Current opioid detoxification protocol, as described in an observational study, generally begins with an ibogaine test dose of approximately 3 mg/kg (Brown & Alper, 2017). It should be noted that mean dose lethality assays assume a LD50 of 263 mg/kg for ibogaine and a LD50 of 630 mg/kg for noribogaine (Kubiliene et al., 2008). Despite common therapeutic doses of 10-15mg/kg p.o. (Koenig & Hilber, 2015), data from in vivo studies suggests a maximum safe dose limit of less than 1 mg/kg p.o. until further safety evaluations have shown otherwise (Schep et al., 2016).

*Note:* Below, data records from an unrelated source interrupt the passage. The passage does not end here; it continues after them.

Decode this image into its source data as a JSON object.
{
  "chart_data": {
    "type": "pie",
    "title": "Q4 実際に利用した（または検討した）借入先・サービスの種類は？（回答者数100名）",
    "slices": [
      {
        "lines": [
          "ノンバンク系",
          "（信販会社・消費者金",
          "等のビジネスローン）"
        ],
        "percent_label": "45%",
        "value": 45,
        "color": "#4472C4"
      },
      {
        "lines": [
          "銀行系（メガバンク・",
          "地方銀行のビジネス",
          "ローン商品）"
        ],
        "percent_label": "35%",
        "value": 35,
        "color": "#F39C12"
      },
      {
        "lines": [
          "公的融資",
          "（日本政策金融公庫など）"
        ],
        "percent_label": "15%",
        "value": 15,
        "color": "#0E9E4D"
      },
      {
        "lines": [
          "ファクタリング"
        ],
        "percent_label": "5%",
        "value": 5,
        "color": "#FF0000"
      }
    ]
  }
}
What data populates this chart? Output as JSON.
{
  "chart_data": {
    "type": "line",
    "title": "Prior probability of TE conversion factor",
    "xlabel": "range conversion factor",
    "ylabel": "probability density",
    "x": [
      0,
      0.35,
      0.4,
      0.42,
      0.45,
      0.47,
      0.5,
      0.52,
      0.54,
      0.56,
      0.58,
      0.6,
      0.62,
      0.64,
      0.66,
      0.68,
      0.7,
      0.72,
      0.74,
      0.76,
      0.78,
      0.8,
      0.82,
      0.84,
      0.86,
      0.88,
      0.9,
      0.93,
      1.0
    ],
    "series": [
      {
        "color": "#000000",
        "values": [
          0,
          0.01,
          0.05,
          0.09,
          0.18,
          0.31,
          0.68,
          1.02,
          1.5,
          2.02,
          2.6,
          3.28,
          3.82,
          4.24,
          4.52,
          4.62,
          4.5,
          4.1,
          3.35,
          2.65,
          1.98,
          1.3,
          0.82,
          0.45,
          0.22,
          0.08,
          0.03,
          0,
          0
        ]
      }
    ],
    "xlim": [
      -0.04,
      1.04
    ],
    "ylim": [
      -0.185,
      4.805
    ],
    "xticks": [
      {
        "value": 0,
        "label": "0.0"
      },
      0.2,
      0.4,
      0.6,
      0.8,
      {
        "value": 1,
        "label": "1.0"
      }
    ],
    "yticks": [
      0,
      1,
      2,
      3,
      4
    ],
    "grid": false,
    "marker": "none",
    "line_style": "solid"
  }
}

Half-life and LD50 profile of ibogaine and noribogaine 

It has been reported that ibogaine can destabilize cardio function (Koenig & Hilber, 2015), and deaths have occurred in substance dependent individuals, though comorbidities may play a role in such cases (Schep et al. 2016; Papadodima et al., 2013). Additionally, both ibogaine and its noribogain metabolite have been shown to prolong EKG QT intervals, indicating impacts on ventricular repolarization between cardiac contractions (Koenig & Hilber, 2015). Such prolongations of QT intervals indicate the possibility that cardiomyocytes could escape the control of the cardiac conduction system through a spontaneous depolarization of electrical potential (Alper, 2017). Disruption of cardiomyocyte function via electrical depolarization of the cardio conduction system allows myocytes to become more positively charged and excitatory, inducing the action potential associated with ventricular contraction (Alper, 2017). Cardiomyocyte repolarization is dependent on the movement of K+ out of the cell through voltage-gated hERG potassium ion channels (Alper, 2017); ibogaine, and its metabolite block these hERG channels (Koenig & Hilber, 2015). Most importantly, it should be noted that ibogaine-induced prolongation of EKG QT intervals is associated with life-threatening TdP arrhythmias (Koenig & Hilber, 2015). To reiterate on dose recommendations, common therapeutic doses of 10-15mg/kg p.o. should be considered injurious (Koenig & Hilber, 2015).